В привычках герцога Букингема всегда было вставать рано утром, затем, отслужив с духовником утреннюю службу, завтракать, после чего он отстаивал малую мессу в своей комнате, за которой следовало богослужение в часовне с остальными домочадцами. После этого, если не принимать во внимание молитвы перед трапезами, единственной религиозной церемонией до конца дня была вечерня. Теперь же, ни с того ни с сего, все обитатели герцогского дома, а это было около ста пятидесяти человек, начиная с фрейлин герцогини и личного лекаря герцога и заканчивая самым юным пажом и мальчиком на побегушках при кухне, обязаны были посещать службу пять раз в день. Утром перед завтраком они слушали заутреню, затем службу, посвященную Богородице, потом торжественную мессу, обедню и вечерню. Священники герцога, а их у него было несколько, подчинявшиеся сэру Джону Делакурту, его духовнику, теперь во время приема пищи читали священные тексты, пресекая легкомысленные беседы, обычно сопровождавшие трапезы ранее.
Герцогиня явно была довольна происшедшими переменами, даже тогда, когда герцог заговорил о возможном паломничестве в Иерусалим – долгом, полном опасностей путешествии, предпринимаемом лишь людьми исключительно набожными либо теми, кто особенно остро нуждался в отпущении грехов. Когда одна из фрейлин сделала замечание насчет возросшего благочестия в Блэчингли, герцогиня мягко укорила ее за едва уловимый намек на недовольство.
– Его светлость признае́т, что он грешник, – добавила она. – Как и все мы.

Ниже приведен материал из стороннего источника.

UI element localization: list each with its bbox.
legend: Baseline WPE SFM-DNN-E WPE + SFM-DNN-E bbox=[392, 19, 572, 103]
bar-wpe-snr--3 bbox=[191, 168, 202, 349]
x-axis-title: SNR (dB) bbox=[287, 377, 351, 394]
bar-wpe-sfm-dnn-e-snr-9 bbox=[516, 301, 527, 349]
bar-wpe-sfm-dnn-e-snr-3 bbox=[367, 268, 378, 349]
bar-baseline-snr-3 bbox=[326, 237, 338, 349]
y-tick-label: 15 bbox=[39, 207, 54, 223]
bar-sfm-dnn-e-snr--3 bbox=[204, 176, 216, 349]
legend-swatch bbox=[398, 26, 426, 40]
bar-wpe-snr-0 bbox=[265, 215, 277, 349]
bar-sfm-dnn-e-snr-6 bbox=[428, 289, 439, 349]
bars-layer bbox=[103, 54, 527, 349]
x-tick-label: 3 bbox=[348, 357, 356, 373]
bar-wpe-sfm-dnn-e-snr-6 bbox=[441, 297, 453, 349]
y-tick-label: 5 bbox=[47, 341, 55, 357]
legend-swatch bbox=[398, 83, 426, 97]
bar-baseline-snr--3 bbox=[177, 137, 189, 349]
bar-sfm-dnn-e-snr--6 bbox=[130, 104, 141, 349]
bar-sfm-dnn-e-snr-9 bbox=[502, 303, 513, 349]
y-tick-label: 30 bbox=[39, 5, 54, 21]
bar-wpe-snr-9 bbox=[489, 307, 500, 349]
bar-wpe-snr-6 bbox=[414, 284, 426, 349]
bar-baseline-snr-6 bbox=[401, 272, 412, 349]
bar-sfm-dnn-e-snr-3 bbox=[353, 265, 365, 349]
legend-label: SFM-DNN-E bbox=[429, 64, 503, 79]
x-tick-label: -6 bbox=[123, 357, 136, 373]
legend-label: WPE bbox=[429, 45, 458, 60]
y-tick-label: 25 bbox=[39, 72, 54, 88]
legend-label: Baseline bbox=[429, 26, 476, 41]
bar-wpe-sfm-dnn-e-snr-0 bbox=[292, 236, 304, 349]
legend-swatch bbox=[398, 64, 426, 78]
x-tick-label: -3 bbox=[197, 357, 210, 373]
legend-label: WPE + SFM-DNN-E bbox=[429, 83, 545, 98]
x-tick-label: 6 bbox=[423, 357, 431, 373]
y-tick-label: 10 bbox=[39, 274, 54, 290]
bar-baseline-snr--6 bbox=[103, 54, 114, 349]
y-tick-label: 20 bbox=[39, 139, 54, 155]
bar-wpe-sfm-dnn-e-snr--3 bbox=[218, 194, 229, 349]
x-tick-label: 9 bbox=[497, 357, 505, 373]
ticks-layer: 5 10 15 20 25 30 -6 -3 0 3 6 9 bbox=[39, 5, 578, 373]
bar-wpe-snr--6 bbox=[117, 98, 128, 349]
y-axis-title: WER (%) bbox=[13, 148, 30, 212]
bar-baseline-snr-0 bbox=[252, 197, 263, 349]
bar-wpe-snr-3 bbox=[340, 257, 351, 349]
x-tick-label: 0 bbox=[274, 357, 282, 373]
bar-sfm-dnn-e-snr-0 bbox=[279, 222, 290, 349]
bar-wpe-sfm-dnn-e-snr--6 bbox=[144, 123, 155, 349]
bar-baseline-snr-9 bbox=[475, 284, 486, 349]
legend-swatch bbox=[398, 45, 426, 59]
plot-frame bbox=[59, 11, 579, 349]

Она на секунду задержала свой невозмутимый взгляд на Мадж. В нем не было осуждения. В нем вообще не было никаких эмоций. Но Мадж почувствовала себя так, как будто ее в наказание раздели до исподнего и заставили идти босиком в церковь с приклеенной ко лбу бумажкой, на которой значилось, что она виновна в прелюбодеянии. Ее пальцы вдруг стали такими холодными, что она больше не могла орудовать иголкой. Мадж отложила рукоделье, бормоча извинения за то, что ей нужно в туалет, и выбежала из гостиной герцогини.
Пытаясь согреться, Мадж пришла в галерею с высокими застекленными окнами. Поскольку ноги едва ее держали, она подхватила с пола одну из подушек и, положив ее в углу, устроилась там, наполовину скрытая ширмой. Мадж позволила себе хорошенько поплакать и после этого почувствовала себя немного легче. Она вытирала лицо ладонями, когда услышала, что кто-то вошел в галерею. Прежде чем Мадж успела выйти из своего убежища, она узнала голос Эдварда.
Нет, не Эдварда, напомнила она себе. Голос герцога Букингема. Она больше не должна думать о его светлости так фамильярно, у нее нет на это права. Но было не так-то просто изменить свои чувства к нему. Мадж долгое время любила его, и до сих пор он был ей не безразличен. К тому же у них есть общий ребенок, хоть герцог в недавнее время и произвел в жизни дочери некоторые перемены. Юная Маргарет теперь постоянно жила в Пенсхерсте со своими учителями и матерью Мадж.
Мадж слишком задержалась, пребывая в растерянности. Теперь она различила также медленную, размеренную речь лорда Бергавенни, женатого на младшей дочери герцога.